Although systemic chemotherapy remains the cornerstone for treating lymphoma, the idea that both induction and maintenance phases of chemotherapy are necessary for achieving durable remission times has recently changed. Short but dose-intense chemotherapy protocols (eg, Madison Wisconsin protocol) without maintenance provide disease-free intervals and survival times equivalent to protocols that include chronic maintenance therapy. Additionally, the use of half-body radiation in replacement of maintenance chemotherapy has demonstrated clinical efficacy and provides another option for maintaining durable remission times without the need for chronic chemotherapy.

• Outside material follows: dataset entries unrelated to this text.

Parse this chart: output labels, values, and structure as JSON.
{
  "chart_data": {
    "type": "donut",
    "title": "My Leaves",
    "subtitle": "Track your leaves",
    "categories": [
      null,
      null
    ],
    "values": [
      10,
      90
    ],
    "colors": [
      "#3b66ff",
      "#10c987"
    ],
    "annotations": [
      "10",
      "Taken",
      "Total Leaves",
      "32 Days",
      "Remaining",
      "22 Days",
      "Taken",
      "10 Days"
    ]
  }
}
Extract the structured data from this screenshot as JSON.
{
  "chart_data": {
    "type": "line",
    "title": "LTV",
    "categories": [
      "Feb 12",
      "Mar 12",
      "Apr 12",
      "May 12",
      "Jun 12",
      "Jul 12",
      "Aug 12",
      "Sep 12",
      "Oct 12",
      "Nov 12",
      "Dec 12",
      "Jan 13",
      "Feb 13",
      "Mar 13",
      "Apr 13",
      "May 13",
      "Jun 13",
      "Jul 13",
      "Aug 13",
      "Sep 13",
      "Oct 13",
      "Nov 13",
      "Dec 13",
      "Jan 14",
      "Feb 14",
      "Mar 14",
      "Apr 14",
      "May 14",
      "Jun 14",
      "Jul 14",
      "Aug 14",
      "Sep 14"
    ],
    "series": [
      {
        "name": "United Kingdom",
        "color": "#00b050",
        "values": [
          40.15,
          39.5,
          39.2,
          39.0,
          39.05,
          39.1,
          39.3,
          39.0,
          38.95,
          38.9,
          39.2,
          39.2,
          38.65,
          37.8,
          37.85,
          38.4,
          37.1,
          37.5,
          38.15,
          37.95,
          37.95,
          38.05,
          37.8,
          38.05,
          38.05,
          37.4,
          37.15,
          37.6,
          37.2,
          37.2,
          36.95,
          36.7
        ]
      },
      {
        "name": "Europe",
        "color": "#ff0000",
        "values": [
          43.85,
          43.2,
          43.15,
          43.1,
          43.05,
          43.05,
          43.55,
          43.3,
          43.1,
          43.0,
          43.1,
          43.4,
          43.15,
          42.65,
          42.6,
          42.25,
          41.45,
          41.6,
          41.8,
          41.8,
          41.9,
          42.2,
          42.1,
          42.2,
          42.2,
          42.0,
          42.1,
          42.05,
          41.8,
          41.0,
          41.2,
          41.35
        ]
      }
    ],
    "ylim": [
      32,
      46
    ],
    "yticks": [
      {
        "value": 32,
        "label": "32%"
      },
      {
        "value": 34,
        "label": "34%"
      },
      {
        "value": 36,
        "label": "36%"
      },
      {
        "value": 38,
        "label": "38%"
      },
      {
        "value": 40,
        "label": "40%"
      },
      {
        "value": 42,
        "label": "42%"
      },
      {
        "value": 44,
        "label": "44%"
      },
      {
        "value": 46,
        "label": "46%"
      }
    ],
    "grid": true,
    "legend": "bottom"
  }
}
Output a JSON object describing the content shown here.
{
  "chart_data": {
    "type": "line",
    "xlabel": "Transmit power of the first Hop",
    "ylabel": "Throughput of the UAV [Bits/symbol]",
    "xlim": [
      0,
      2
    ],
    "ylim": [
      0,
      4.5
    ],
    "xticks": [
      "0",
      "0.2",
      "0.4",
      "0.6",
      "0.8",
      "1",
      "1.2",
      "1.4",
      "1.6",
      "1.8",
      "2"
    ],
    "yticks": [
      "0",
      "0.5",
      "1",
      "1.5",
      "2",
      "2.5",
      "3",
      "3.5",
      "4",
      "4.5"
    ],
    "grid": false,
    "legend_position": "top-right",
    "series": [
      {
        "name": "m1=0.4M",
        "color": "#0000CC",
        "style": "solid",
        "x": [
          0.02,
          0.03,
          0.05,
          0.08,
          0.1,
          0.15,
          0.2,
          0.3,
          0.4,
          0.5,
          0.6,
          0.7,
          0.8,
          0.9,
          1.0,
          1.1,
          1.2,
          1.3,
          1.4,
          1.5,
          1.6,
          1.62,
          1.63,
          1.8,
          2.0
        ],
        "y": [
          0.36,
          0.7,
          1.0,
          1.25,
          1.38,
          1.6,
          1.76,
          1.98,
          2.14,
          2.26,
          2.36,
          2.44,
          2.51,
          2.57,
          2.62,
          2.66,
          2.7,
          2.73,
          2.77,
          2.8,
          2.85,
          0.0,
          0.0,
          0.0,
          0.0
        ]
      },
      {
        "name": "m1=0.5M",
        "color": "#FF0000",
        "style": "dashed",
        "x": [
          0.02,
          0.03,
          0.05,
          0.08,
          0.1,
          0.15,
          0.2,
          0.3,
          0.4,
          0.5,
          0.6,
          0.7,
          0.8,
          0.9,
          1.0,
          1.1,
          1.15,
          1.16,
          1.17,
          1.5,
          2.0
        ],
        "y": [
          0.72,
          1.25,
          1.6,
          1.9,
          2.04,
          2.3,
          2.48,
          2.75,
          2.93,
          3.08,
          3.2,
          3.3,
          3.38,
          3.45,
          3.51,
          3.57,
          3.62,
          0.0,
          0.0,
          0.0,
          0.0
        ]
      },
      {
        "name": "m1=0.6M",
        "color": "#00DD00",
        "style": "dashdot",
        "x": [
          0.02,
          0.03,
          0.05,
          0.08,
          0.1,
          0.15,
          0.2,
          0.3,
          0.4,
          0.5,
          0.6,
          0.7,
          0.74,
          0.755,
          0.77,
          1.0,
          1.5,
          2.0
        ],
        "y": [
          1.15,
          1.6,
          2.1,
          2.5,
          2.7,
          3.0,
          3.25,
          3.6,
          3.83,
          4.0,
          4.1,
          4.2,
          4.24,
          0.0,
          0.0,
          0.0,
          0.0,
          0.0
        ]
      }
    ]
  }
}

Despite the favorable outcomes expected in treating multicentric lymphoma, the successful management of other anatomic forms of lymphoma is often more difficult and less rewarding. Alimentary lymphoma, if focal, can be treated effectively with surgical resection and combination chemotherapy. However, with diffuse involvement of the intestinal tract, low constitutional reserve and severe malabsorption of nutrients and loss of proteins often results in poor clinical responses and short survival times (ie, <3 mo). The use of combination chemotherapy with or without palliative radiation therapy can afford dogs with mediastinal lymphoma considerable improvement in survival times and quality-of-life scores, but the expected median duration of remission is ~6 mo for T-cell lymphoma. Dogs with hypercalcemia of malignancy, often associated with mediastinal lymphoma, are also less likely to achieve prolonged survival times, due to the multi-organ damage associated with chronic elevations in ionized calcium. Lymphoma involving other extranodal sites such as the skin, can be managed with combination therapies including surgery, radiation, and systemic chemotherapy; however, the development of refractory and progressive disease is common.